Applet with IIOP or socket connectivity

The applet establishes an IIOP connection to the server through a gateway running on the web server. The browser only requests prices.

Pros

  • Only IIOP involved, faster.
  • IDL interface, no need to write code to marshall/unmarshall values and exceptions.
  • Client poll quote server can be stateless.

Cons

  • Need to open a new port on web server, firewall issue.
  • No real push, client pull.

Applet with real server push

The applet receives prices when these are updated on the server side, as such the client has subscribed to a topic. These prices are quotes that can be traded. This is the most responsive, near-time option.

It is suggested that the data format could be XML for maximum flexibility.

Pros

  • Most responsive, near-time data sent to each client.

Cons

  • Scalability issues on server if lots of users.
  • Complexity the server must keep list of users and what they are interested.
  • Need to open both firewalls at client site and our side (other socket than http).

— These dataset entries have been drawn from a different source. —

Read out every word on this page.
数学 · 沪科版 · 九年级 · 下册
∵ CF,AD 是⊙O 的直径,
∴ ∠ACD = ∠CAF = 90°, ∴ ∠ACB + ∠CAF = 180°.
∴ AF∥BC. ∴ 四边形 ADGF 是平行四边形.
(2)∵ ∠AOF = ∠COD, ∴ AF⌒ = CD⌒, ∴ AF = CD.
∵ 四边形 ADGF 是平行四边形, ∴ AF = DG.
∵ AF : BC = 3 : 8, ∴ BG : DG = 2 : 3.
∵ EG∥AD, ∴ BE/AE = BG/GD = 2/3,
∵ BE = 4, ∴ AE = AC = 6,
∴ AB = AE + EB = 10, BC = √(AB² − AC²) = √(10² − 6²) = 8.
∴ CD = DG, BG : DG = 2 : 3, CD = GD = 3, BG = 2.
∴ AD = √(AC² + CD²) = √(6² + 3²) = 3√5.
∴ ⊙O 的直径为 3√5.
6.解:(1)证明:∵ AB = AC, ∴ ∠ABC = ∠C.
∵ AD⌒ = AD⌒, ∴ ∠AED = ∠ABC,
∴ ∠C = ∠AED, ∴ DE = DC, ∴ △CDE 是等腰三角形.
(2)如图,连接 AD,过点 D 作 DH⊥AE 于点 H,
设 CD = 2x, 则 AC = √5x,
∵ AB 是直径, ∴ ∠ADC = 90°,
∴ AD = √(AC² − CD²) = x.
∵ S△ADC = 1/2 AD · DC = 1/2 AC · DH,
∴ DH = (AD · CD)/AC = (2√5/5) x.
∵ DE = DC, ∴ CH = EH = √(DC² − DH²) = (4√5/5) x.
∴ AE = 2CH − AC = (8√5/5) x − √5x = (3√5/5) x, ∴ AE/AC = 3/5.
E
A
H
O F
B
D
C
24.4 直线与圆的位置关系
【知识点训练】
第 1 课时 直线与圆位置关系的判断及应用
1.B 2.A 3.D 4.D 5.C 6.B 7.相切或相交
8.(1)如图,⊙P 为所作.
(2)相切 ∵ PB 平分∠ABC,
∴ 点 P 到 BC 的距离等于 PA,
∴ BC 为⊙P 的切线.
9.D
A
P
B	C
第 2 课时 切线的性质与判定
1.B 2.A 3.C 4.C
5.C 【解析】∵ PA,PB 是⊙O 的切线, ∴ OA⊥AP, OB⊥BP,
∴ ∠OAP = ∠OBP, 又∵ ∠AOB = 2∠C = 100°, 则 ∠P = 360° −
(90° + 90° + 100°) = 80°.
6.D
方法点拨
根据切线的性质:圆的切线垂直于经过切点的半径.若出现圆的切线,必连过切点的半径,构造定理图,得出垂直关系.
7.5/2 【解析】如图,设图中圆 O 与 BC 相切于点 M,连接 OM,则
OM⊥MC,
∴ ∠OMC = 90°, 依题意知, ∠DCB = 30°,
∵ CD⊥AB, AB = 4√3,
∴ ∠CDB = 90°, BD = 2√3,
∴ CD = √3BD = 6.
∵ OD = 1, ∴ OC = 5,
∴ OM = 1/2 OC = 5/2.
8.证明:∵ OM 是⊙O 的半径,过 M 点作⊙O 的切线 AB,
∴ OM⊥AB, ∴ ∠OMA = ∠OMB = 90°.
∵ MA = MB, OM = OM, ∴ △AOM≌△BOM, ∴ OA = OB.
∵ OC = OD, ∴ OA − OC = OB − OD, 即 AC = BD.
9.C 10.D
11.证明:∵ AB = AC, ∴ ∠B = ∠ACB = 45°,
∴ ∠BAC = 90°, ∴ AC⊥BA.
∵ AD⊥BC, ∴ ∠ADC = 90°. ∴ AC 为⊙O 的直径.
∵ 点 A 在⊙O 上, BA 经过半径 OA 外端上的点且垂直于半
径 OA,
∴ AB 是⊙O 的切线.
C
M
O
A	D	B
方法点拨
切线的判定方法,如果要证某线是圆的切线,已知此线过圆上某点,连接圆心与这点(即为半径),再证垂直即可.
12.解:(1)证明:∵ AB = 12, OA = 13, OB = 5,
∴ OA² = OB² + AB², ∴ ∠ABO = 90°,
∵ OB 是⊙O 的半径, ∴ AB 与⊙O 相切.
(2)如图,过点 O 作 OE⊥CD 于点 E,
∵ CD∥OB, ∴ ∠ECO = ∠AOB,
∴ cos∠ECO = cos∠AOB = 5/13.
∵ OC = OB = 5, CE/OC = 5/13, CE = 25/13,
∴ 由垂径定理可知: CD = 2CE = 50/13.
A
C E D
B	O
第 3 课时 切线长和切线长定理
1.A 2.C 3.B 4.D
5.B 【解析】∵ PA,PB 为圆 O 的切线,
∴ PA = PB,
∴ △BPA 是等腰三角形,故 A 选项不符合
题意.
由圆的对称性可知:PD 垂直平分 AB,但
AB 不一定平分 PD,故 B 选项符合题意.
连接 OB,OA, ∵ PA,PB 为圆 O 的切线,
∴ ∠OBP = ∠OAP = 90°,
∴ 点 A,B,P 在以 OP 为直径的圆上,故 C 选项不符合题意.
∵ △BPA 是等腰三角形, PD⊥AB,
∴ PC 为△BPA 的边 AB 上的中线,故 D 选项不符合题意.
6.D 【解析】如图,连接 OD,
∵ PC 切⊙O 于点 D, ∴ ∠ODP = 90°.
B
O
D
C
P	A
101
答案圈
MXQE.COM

Push Technologies Available

Here is a list of the current options available for push technologies.

Socket callbacks

Both client and server are establishing a socket connection and sending subscription request. Subsequently, the server will use the socket on the client applet to send updates.

Pros

  • No need for extra software, can run on any JDK.

Cons

  • Need to define a low-level protocol for waiting, handling updates and exceptions.
  • Server might run out of sockets.
  • Complex server needs to store the connections and check their validity on a regular basis (if client has left/crashed).

IIOP callbacks

The applet implements an interface, connects to an IIOP quote server through a gateway and registers on a subject giving a reference to its interface.

Pros

  • Simple, well defined interface.

Cons

  • Tight coupling between applet and server.
  • Server must persist client connections.
  • Server must be scalable.
  • Server is responsible for contacting each client and handle exceptions (browser closed/etc)
  • Need more software on applet.

IIOP with Cos Event/Notification Service

The applet connects to an IIOP quote server through a gateway and registers on a subject. It receives a publisher interface that is handled by a third server in charge of sending the data to each client.

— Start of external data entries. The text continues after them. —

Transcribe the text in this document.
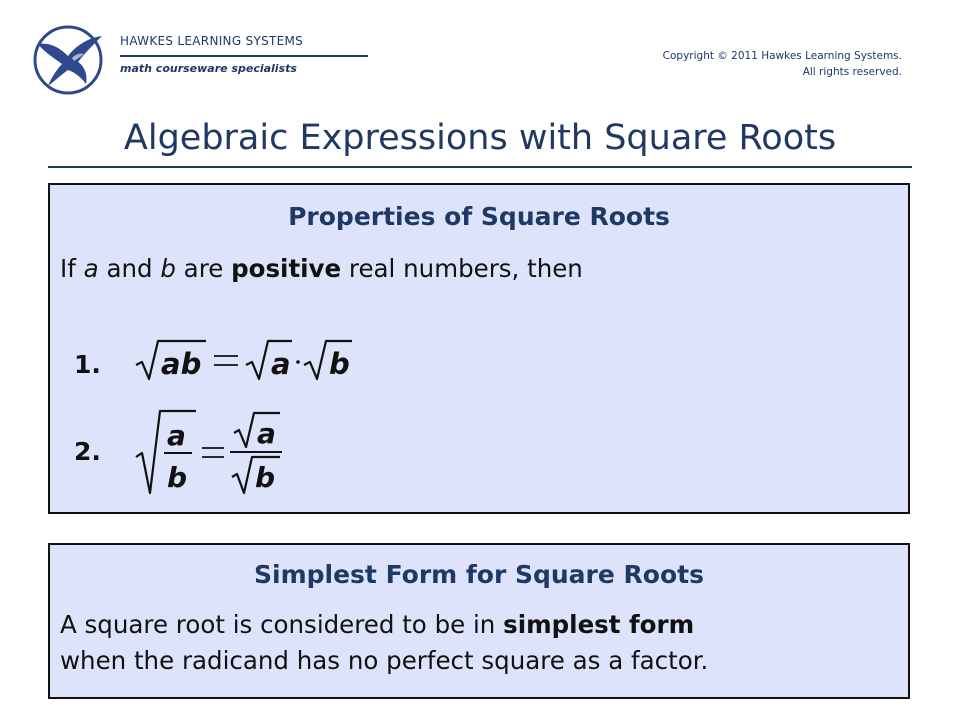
HAWKES LEARNING SYSTEMS
math courseware specialists
Copyright © 2011 Hawkes Learning Systems.
All rights reserved.
Algebraic Expressions with Square Roots
Properties of Square Roots
If a and b are positive real numbers, then
1. ab a b
2. a
b
a
b
Simplest Form for Square Roots
A square root is considered to be in simplest form
when the radicand has no perfect square as a factor.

The quote server simply needs to know the appropriate channel for the updates and simply sends the data once, regardless of the number of clients interested.

Pros

  • Third party software (Event/Notification service) responsible for persistence, scalability and exception handling for the distribution of data to each client.
  • Quality of Service is configurable (delivery guaranteed, connection persistent, etc) with Notification Service.
  • Proven technology.

Cons

  • More software to buy.
  • Need an ORB in the browser.
  • Scalability?

JMS: Rendez-vous (Tibco)

The applet connects to an agent on the web server and subscribe to a given topic of interest. It then starts to receive updates from the agent.

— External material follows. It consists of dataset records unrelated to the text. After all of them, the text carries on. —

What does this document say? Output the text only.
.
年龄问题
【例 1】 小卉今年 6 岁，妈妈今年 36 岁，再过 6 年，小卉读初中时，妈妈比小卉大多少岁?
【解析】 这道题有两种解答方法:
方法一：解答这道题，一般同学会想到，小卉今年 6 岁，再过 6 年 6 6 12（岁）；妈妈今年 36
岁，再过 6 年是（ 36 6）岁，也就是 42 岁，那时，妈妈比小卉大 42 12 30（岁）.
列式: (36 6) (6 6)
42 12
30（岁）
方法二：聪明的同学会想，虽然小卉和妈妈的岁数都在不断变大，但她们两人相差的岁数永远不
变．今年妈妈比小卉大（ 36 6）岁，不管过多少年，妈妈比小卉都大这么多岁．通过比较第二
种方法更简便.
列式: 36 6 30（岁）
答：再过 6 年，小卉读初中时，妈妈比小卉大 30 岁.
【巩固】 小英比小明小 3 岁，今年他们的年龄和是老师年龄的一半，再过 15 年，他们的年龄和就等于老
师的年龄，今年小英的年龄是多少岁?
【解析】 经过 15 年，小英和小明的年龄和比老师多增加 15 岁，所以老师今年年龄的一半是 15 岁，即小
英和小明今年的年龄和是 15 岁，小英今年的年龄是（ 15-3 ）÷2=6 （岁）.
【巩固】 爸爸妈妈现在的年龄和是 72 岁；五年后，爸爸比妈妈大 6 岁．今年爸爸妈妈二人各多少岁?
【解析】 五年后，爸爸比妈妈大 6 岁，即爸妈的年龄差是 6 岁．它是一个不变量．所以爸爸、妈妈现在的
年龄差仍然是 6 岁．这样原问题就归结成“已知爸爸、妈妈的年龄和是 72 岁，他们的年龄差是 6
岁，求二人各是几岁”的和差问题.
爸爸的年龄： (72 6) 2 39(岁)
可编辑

The quote server can listen on subscription messages and starts publishing data once the subscription has started.

The quote server simply needs to know the appropriate subject for the updates and simply sends the data once, regardless of the number of clients interested.

The data can be broadcast on the subnet and more than one agent can handle it.

Pros

  • Broadcast on server(s) side, scalable to a series of agents.
  • Applet and server are totally de-coupled.

Cons

  • More software need, Rendezvous is costly. Extra software required in applet.

JMS: MQSeries

The applet connects to a MQ manager sitting on the web server, it subscribe to a given queue with a filter identifying the client. Another option is that a temporary queue could be created.

The applet needs to tell the server which queue to publish to and what data the client is interested in.

The server publishes each update on a queue once.

Pros

  • Delivery can be guaranteed, right up to the client.

Cons

  • Heavy duty
  • More software to buy on client and server.
  • MQSeries is mainly point-to-point, pub/sub mechanism is not its main strength.
  • Applet to quote server still required in order to establish a subscription.